如何创建只在列具有相同值的行子集上完成操作的groupby函数?
因此,在下表中,我希望基于相同的doclist对行进行子集化,然后仅为列“组织”的文档列表子集添加NP和Pr。
Organization NP Pr
0 doclist[0] 0 0
1 doclist[0] 1 0
4 doclist[1] 1 0
5 doclist[4] 1 0
6 doclist[4] 0 1
想在下面使用.apply() - 还是有更好/更有效的方式?
Organization NP Pr Sum
0 doclist[0] 0 0 1
1 doclist[0] 1 0 1
4 doclist[1] 1 0 1
5 doclist[4] 1 0 2
6 doclist[4] 0 1 2
答案 0 :(得分:4)
我想看看groupby
,我认为 - "仅对其中一列"具有相同值的行进行操作。部分 - 因为看起来你希望每一行得到适当的总和,我想你想在那上面调用.transform
。 transform
"广播"分组值直到完整的数据帧。
df["Sum"] = (df["NP"] + df["Pr"]).groupby(df["Organization"]).transform("sum")
例如:
>>> df
Organization NP Pr
0 doclist[0] 0 0
1 doclist[0] 1 0
4 doclist[1] 1 0
5 doclist[4] 1 0
6 doclist[4] 0 1
[5 rows x 3 columns]
>>> df["Sum"] = (df["NP"] + df["Pr"]).groupby(df["Organization"]).transform("sum")
>>> df
Organization NP Pr Sum
0 doclist[0] 0 0 1
1 doclist[0] 1 0 1
4 doclist[1] 1 0 1
5 doclist[4] 1 0 2
6 doclist[4] 0 1 2
[5 rows x 4 columns]
答案 1 :(得分:2)
可能有一种更有效的方法,(并且你可以更可读地写出来)但你可以总是这样做:
import pandas as pd
org = ['doclist[0]', 'doclist[0]', 'doclist[1]', 'doclist[4]', 'doclist[4]']
np = [0, 1, 1, 1, 0]
pr = [0, 0, 0, 0, 1]
df = pd.DataFrame({'Organization':org, 'NP':np, 'Pr':pr})
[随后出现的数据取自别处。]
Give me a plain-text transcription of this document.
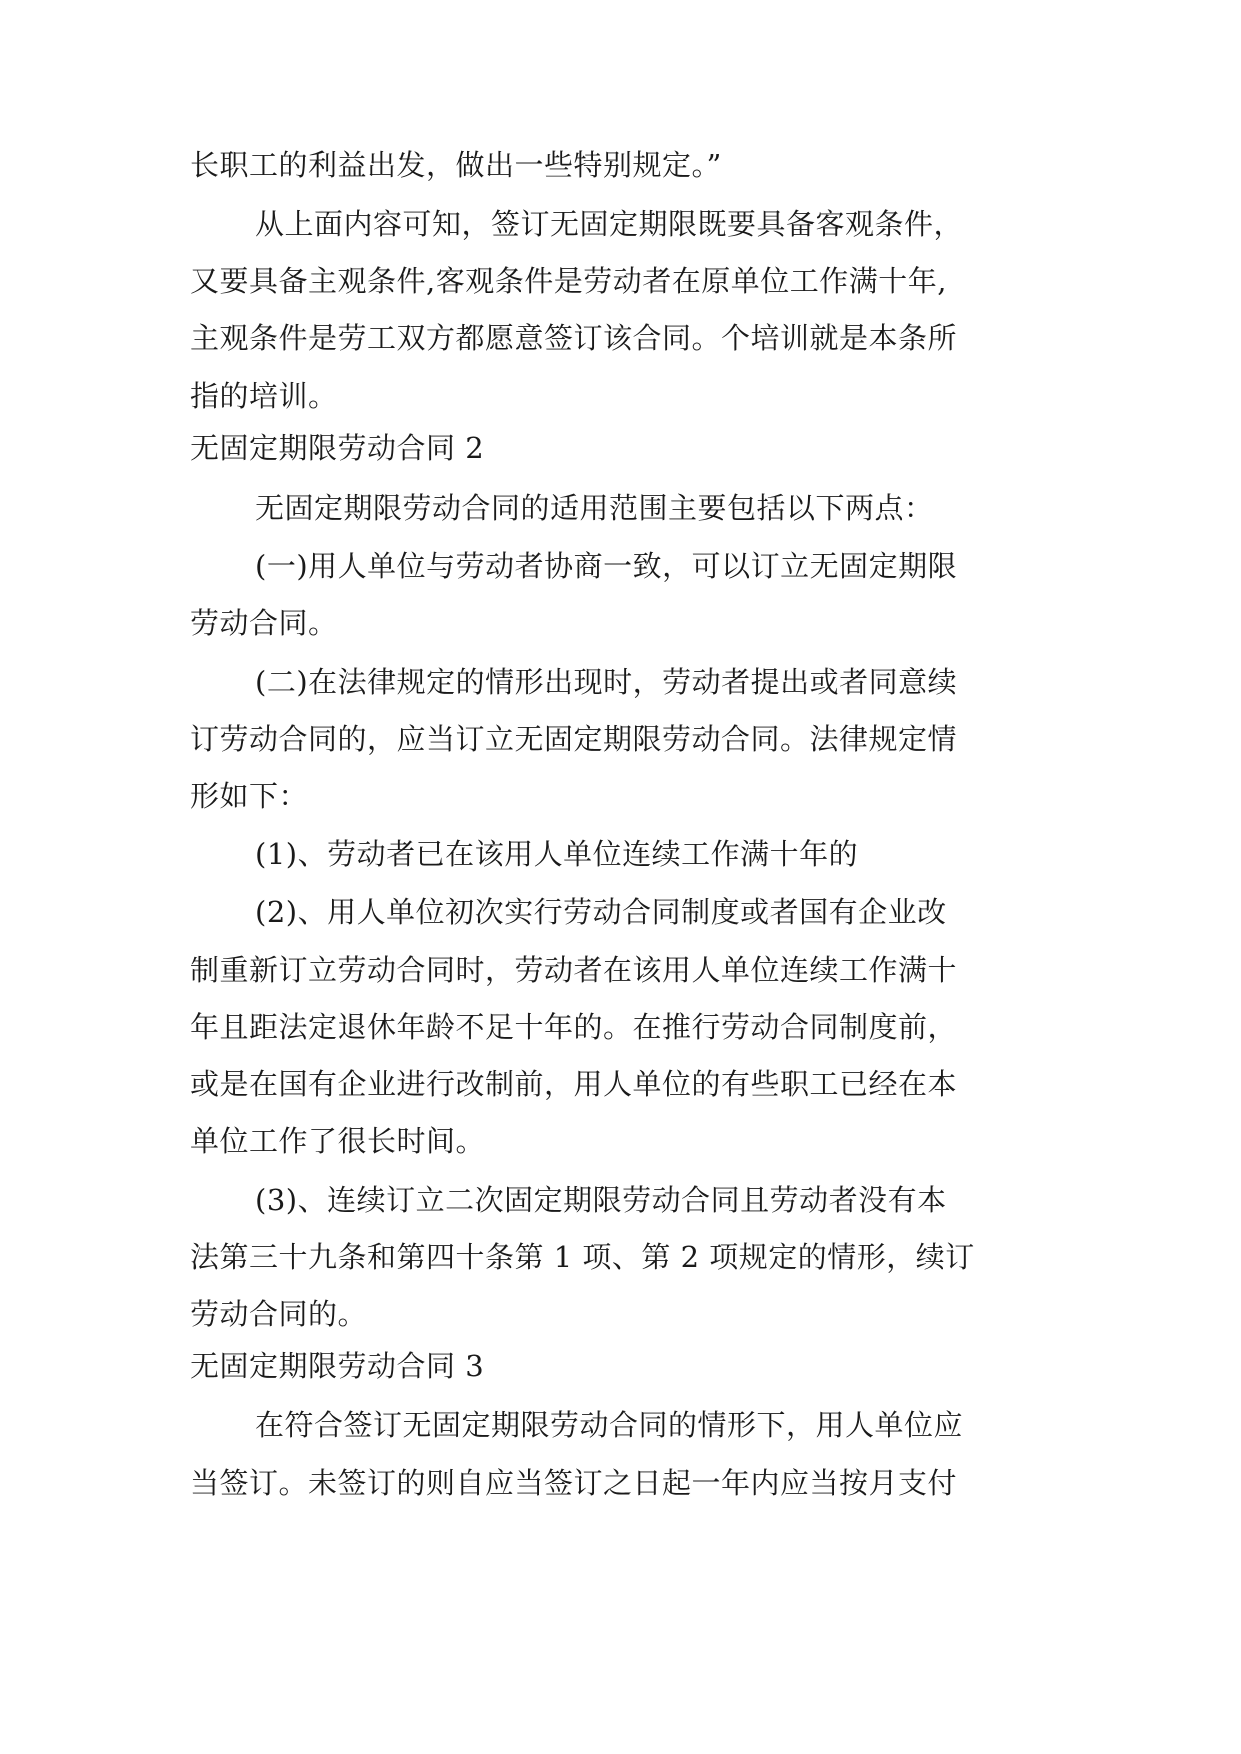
长职工的利益出发，做出一些特别规定。”
从上面内容可知，签订无固定期限既要具备客观条件，
又要具备主观条件,客观条件是劳动者在原单位工作满十年,
主观条件是劳工双方都愿意签订该合同。个培训就是本条所
指的培训。
无固定期限劳动合同 2
无固定期限劳动合同的适用范围主要包括以下两点：
(一)用人单位与劳动者协商一致，可以订立无固定期限
劳动合同。
(二)在法律规定的情形出现时，劳动者提出或者同意续
订劳动合同的，应当订立无固定期限劳动合同。法律规定情
形如下：
(1)、劳动者已在该用人单位连续工作满十年的
(2)、用人单位初次实行劳动合同制度或者国有企业改
制重新订立劳动合同时，劳动者在该用人单位连续工作满十
年且距法定退休年龄不足十年的。在推行劳动合同制度前，
或是在国有企业进行改制前，用人单位的有些职工已经在本
单位工作了很长时间。
(3)、连续订立二次固定期限劳动合同且劳动者没有本
法第三十九条和第四十条第 1 项、第 2 项规定的情形，续订
劳动合同的。
无固定期限劳动合同 3
在符合签订无固定期限劳动合同的情形下，用人单位应
当签订。未签订的则自应当签订之日起一年内应当按月支付
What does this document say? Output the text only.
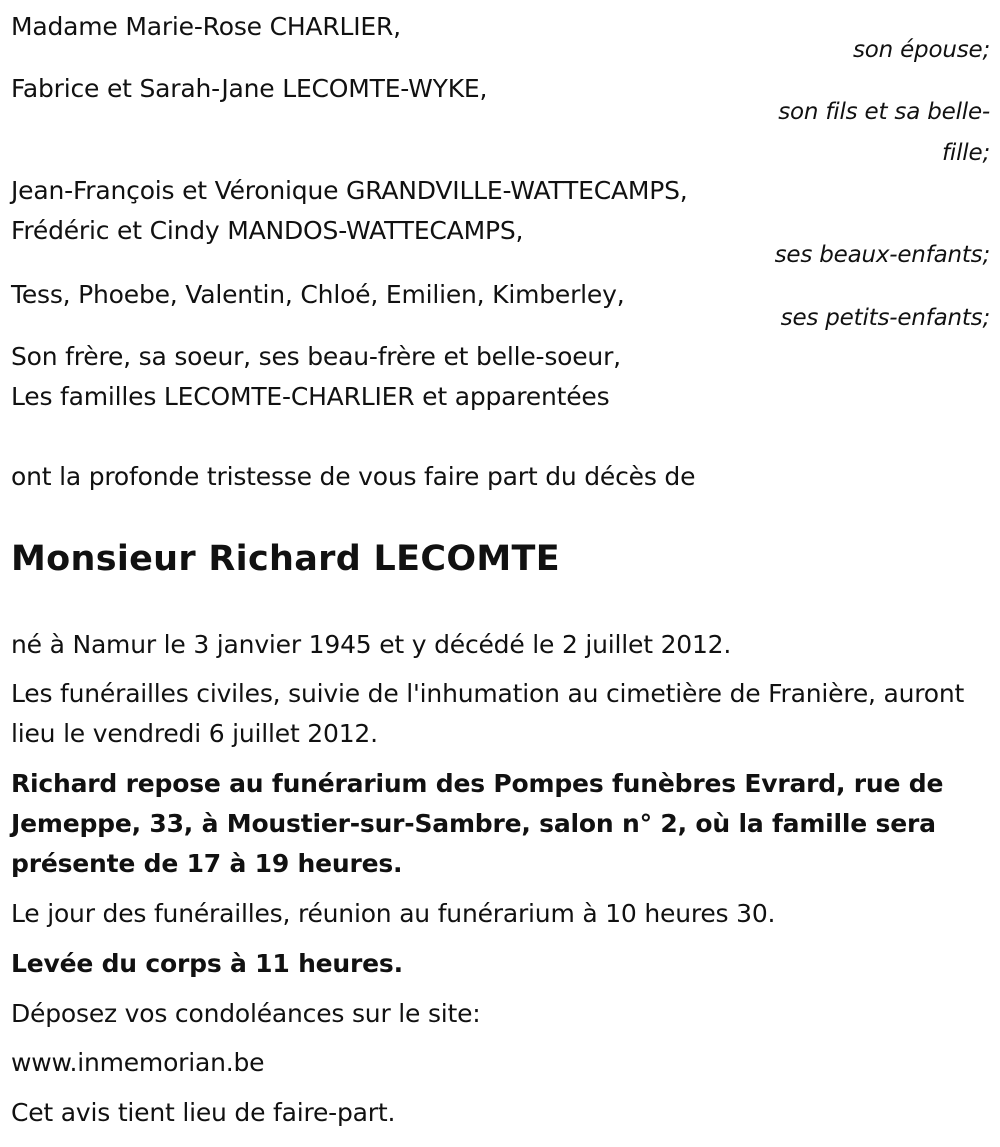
Madame Marie-Rose CHARLIER,
son épouse;
Fabrice et Sarah-Jane LECOMTE-WYKE,
son fils et sa belle-
fille;
Jean-François et Véronique GRANDVILLE-WATTECAMPS,
Frédéric et Cindy MANDOS-WATTECAMPS,
ses beaux-enfants;
Tess, Phoebe, Valentin, Chloé, Emilien, Kimberley,
ses petits-enfants;
Son frère, sa soeur, ses beau-frère et belle-soeur,
Les familles LECOMTE-CHARLIER et apparentées
ont la profonde tristesse de vous faire part du décès de
Monsieur Richard LECOMTE
né à Namur le 3 janvier 1945 et y décédé le 2 juillet 2012.
Les funérailles civiles, suivie de l'inhumation au cimetière de Franière, auront lieu le vendredi 6 juillet 2012.
Richard repose au funérarium des Pompes funèbres Evrard, rue de Jemeppe, 33, à Moustier-sur-Sambre, salon n° 2, où la famille sera présente de 17 à 19 heures.
Le jour des funérailles, réunion au funérarium à 10 heures 30.
Levée du corps à 11 heures.
Déposez vos condoléances sur le site:
www.inmemorian.be
Cet avis tient lieu de faire-part.
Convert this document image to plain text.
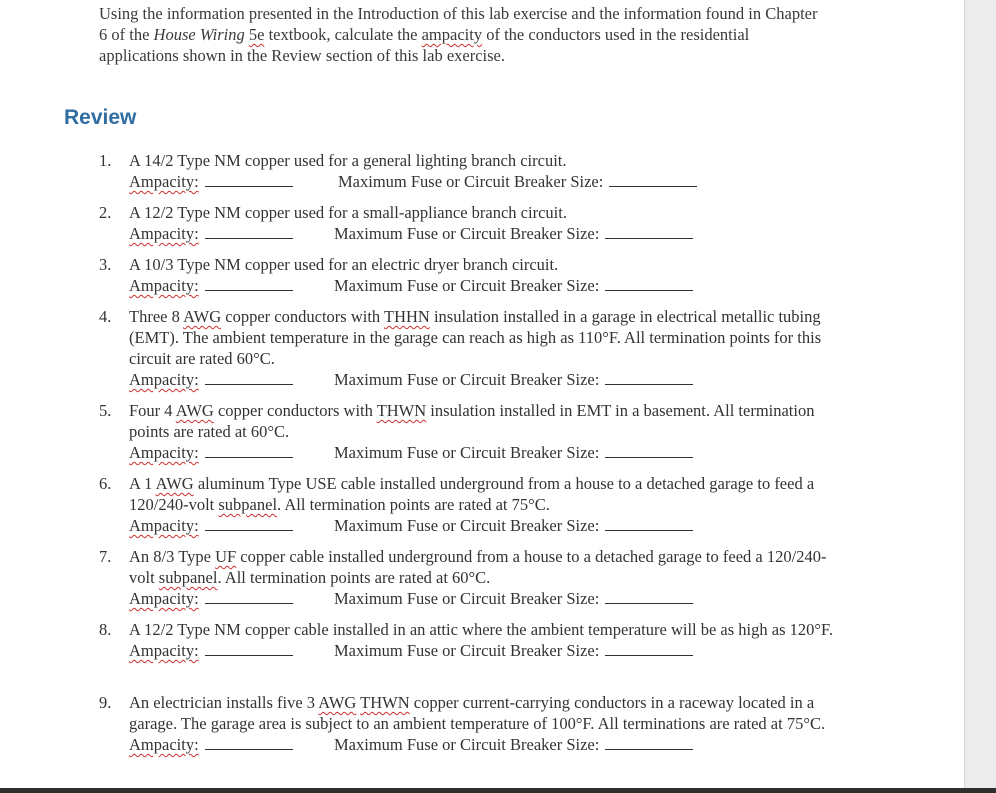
Using the information presented in the Introduction of this lab exercise and the information found in Chapter 6 of the House Wiring 5e textbook, calculate the ampacity of the conductors used in the residential applications shown in the Review section of this lab exercise.

Review
1. A 14/2 Type NM copper used for a general lighting branch circuit.
Ampacity:	Maximum Fuse or Circuit Breaker Size:
2. A 12/2 Type NM copper used for a small-appliance branch circuit.
Ampacity:	Maximum Fuse or Circuit Breaker Size:
3. A 10/3 Type NM copper used for an electric dryer branch circuit.
Ampacity:	Maximum Fuse or Circuit Breaker Size:
4. Three 8 AWG copper conductors with THHN insulation installed in a garage in electrical metallic tubing (EMT). The ambient temperature in the garage can reach as high as 110°F. All termination points for this circuit are rated 60°C.
Ampacity:	Maximum Fuse or Circuit Breaker Size:
5. Four 4 AWG copper conductors with THWN insulation installed in EMT in a basement. All termination points are rated at 60°C.
Ampacity:	Maximum Fuse or Circuit Breaker Size:
6. A 1 AWG aluminum Type USE cable installed underground from a house to a detached garage to feed a 120/240-volt subpanel. All termination points are rated at 75°C.
Ampacity:	Maximum Fuse or Circuit Breaker Size:
7. An 8/3 Type UF copper cable installed underground from a house to a detached garage to feed a 120/240-volt subpanel. All termination points are rated at 60°C.
Ampacity:	Maximum Fuse or Circuit Breaker Size:
8. A 12/2 Type NM copper cable installed in an attic where the ambient temperature will be as high as 120°F.
Ampacity:	Maximum Fuse or Circuit Breaker Size:
9. An electrician installs five 3 AWG THWN copper current-carrying conductors in a raceway located in a garage. The garage area is subject to an ambient temperature of 100°F. All terminations are rated at 75°C.
Ampacity:	Maximum Fuse or Circuit Breaker Size:
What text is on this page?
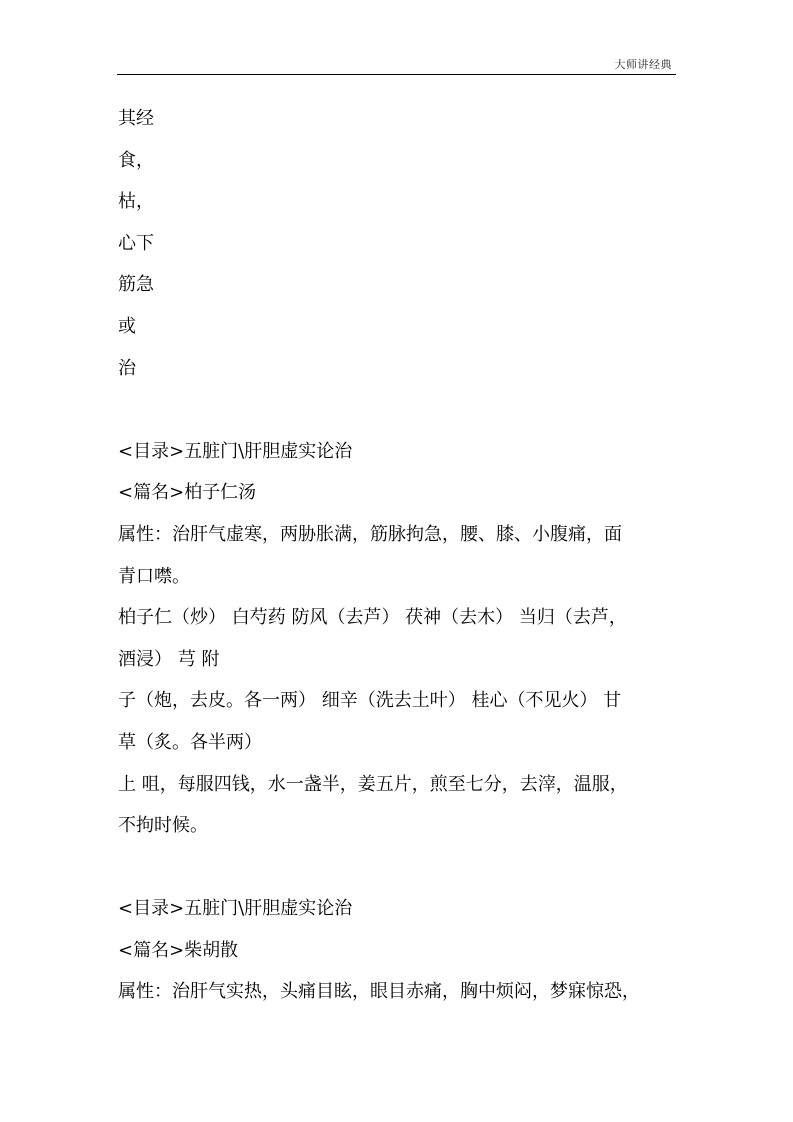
大师讲经典
其经
食，
枯，
心下
筋急
或
治
<目录>五脏门\肝胆虚实论治
<篇名>柏子仁汤
属性：治肝气虚寒，两胁胀满，筋脉拘急，腰、膝、小腹痛，面
青口噤。
柏子仁（炒） 白芍药 防风（去芦） 茯神（去木） 当归（去芦，
酒浸） 芎 附
子（炮，去皮。各一两） 细辛（洗去土叶） 桂心（不见火） 甘
草（炙。各半两）
上 咀，每服四钱，水一盏半，姜五片，煎至七分，去滓，温服，
不拘时候。
<目录>五脏门\肝胆虚实论治
<篇名>柴胡散
属性：治肝气实热，头痛目眩，眼目赤痛，胸中烦闷，梦寐惊恐，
# Make a "lookup" dataframe of the sums for each category
# (Both the "NP" and "Pr" colums of "sums" will contain the result)
sums = df.groupby('Organization').agg(lambda x: x['NP'].sum() + x['Pr'].sum())
# Lookup the result based on the contents of the "Organization" row
df['Sum'] = df.apply(lambda row: sums.ix[row['Organization']]['NP'], axis=1)
这是不可读的,所以用这种方式写它可能会更清楚一点:
import pandas as pd
org = ['doclist[0]', 'doclist[0]', 'doclist[1]', 'doclist[4]', 'doclist[4]']
np = [0, 1, 1, 1, 0]
pr = [0, 0, 0, 0, 1]
df = pd.DataFrame({'Organization':org, 'NP':np, 'Pr':pr})
# Make a "lookup" dataframe of the sums for each category
lookup = df.groupby('Organization').agg(lambda x: x['NP'].sum() + x['Pr'].sum())
# Lookup the result based on the contents of the "Organization" row
# The "lookup" dataframe will have the relevant sum in _both_ "NP" and "Pr"
def func(row):
org = row['Organization']
group_sum = lookup.ix[org]['NP']
return group_sum
df['Sum'] = df.apply(func, axis=1)
顺便说一句,@ DSM似乎是一种更好的方法。